“Semua terjadi begitu saja,” tulis Laksamana. Tanpa sepengetahuannya, sewaktu menjadi penguasa tertinggi di Pertamina pada tahun 2003 Laksamana Sukardi langsung dihadapkan dengan deretan list penyakit Pertamina yang harus segera ditangani. Pada saat itu mantan presiden Megawati Soekarnoputri memerintahkan kepada Laks untuk mengamankan pasokan BBM menjelang pemilu 2004.
Di saat yang sama kondisi Pertamina sedang krisis, sebab Pertamina baru menjadi perseroan terbatas, lalu kondisi likuiditasnya juga memburuk, dan talangan subsidinya kian membengkak.
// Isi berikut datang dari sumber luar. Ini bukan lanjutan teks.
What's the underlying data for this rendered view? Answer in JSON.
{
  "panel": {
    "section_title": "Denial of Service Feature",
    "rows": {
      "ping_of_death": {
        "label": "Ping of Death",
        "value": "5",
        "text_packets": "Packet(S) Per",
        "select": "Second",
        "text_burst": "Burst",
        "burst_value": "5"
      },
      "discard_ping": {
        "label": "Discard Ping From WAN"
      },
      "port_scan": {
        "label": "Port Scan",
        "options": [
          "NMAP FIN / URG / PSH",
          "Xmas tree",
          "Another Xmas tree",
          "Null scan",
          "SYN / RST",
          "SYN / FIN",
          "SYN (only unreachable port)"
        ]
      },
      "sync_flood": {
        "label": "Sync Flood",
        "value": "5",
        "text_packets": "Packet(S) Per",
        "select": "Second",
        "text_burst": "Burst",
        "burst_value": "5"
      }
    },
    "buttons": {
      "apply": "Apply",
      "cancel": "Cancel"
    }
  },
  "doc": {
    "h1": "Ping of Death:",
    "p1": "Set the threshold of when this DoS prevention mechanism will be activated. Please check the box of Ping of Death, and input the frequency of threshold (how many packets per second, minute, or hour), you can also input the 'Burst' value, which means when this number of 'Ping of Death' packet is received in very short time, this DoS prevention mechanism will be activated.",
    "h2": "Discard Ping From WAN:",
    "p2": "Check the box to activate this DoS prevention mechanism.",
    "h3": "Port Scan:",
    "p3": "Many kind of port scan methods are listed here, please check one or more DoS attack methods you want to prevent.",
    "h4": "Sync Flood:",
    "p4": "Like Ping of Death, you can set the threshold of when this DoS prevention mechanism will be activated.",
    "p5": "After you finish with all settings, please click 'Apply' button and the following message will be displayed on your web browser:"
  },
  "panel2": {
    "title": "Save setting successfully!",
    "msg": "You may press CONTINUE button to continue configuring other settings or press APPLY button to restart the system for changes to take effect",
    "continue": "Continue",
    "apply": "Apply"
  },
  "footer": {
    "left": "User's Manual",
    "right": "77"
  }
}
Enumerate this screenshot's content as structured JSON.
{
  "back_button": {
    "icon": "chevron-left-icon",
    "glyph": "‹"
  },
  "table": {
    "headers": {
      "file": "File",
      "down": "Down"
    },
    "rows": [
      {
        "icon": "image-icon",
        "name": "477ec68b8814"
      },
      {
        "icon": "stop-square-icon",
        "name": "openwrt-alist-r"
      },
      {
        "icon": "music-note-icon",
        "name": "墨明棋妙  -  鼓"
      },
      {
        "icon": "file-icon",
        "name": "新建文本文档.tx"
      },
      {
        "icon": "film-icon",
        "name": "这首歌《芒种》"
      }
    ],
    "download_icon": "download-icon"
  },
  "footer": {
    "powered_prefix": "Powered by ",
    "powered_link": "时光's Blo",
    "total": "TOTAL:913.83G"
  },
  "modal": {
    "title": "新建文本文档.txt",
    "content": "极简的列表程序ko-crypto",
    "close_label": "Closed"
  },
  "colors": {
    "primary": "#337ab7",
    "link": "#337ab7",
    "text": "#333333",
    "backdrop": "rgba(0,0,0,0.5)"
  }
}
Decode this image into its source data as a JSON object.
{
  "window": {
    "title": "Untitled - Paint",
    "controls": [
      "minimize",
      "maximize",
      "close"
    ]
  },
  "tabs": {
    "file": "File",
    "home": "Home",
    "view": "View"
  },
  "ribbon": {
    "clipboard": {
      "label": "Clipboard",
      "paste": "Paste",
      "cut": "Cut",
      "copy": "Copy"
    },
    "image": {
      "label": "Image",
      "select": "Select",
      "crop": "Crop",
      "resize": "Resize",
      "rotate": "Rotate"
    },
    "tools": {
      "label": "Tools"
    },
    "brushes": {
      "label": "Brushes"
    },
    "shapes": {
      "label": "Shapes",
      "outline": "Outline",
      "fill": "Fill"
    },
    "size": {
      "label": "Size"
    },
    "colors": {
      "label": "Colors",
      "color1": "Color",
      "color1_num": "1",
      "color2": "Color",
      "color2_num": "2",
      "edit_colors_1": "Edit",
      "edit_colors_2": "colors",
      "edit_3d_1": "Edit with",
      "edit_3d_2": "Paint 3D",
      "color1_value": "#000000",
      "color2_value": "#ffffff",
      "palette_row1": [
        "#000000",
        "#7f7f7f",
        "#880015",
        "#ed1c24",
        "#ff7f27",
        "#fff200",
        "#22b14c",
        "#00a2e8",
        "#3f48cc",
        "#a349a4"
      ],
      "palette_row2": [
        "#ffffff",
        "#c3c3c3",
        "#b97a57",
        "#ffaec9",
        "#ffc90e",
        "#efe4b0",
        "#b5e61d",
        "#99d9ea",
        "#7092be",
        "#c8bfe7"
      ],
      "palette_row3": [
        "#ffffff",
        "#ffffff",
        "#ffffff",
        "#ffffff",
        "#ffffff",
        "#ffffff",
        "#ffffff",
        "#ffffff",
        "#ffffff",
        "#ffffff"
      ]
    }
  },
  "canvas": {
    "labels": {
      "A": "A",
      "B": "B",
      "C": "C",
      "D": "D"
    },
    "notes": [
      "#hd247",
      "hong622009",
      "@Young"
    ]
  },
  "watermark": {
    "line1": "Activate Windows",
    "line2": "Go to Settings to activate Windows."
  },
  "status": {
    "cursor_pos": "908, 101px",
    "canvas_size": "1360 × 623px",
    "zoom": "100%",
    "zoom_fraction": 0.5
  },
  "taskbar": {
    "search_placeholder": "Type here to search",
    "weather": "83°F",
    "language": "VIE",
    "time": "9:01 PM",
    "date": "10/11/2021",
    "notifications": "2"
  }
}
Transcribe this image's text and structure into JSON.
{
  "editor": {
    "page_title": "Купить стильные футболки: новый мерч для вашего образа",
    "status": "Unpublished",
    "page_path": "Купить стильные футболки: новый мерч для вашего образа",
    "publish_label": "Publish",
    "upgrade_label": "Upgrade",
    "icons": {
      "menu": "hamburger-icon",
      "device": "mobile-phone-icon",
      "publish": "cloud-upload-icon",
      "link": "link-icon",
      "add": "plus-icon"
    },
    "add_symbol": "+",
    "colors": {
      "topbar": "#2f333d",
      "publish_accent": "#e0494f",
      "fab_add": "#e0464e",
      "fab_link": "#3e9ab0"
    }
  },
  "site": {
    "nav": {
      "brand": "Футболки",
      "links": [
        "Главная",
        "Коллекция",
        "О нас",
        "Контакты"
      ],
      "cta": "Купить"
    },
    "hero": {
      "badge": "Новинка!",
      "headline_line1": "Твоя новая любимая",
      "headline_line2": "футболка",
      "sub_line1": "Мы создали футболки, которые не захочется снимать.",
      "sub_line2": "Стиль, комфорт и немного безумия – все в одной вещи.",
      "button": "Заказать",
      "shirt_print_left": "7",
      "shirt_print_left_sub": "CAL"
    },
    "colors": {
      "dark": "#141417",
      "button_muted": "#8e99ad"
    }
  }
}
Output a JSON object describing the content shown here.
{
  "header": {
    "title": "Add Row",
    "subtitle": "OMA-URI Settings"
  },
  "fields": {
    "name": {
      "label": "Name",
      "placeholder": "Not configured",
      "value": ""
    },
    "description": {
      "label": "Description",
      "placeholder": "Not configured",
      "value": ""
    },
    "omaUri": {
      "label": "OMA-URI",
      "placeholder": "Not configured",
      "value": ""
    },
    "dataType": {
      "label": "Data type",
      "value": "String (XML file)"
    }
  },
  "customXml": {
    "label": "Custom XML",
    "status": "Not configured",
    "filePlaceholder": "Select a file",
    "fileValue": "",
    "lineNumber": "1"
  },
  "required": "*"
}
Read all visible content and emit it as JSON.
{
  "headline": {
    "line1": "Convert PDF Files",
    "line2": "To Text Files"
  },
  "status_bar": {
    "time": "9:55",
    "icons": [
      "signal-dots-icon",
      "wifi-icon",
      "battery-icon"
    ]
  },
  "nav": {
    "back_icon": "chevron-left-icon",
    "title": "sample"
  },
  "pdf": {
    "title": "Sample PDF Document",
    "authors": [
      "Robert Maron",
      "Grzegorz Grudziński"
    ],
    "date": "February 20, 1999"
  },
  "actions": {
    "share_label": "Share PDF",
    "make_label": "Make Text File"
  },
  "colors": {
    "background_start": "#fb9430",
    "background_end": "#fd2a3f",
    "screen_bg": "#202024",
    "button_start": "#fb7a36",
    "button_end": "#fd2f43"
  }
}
Laks berhasil menyiasati permasalahan itu dengan cara membatalkan banyak kerja sama Pertamina dengan perusahaan lain yang dinilai memerlukan banyak waktu dan biaya.
Namun, keberhasilan ini adalah pemantik persengketaan kasus VLCC dengan PT Karaha Bodas Company (KBC). Pada saat itu dua kapal tanker besar pembawa minyak mentah atau Very Large Crude Carrier (VLCC) milik Pertamina masih dalam tahap penyelesaian di galangan kapal Hyundai, Korea Selatan.
Untuk menghindari penyitaan oleh PT KBC, Laks menyiasatinya dengan cara melakukan divestasi VLCC. Melalui proses transaksi internasional yang adil dan juga dibantu oleh perusahaan perbankan investasi Goldman Sachs, Pertamina berhasil melakukan penjualan hak kepemilikan kapal VLCC kepada Frontline senilai US$130,8 juta. Hasil penjualan tersebut menguntungkan Indonesia sebanyak US$53,2 juta.
Di sisi lain, kesuksesan divestasi VLCC malah menjadi bahan utama yang dipergunakan berbagai kelompok dan lembaga negara Indonesia untuk menjatuhkan Laks.
Pada tahap inilah ia merasakan kekejian belenggu nalar yang belum pernah ia alami. Mulai dari datangnya tuduhan dari media dan surat kabar, bahwa Laks membawa kabur uang senilai US$125 juta ke luar negeri. Lalu, munculnya surat panggilan Laks ke pengadilan ajaib Komisi Pengawas Persaingan Usaha (KPPU) yang salah kaprah dan baru ada untuk pertama kalinya!
Terakhir, serangan sekelompok anggota DPR RI yang sampai repot-repot membuat Pansus demi untuk membuktikan bahwa Laks melakukan korupsi–padahal tuduhan surat kabar dan KPPU sudah terbantahkan dan tidak ditemukan sedikitpun indikasi korupsi atau dampak merugikan negara.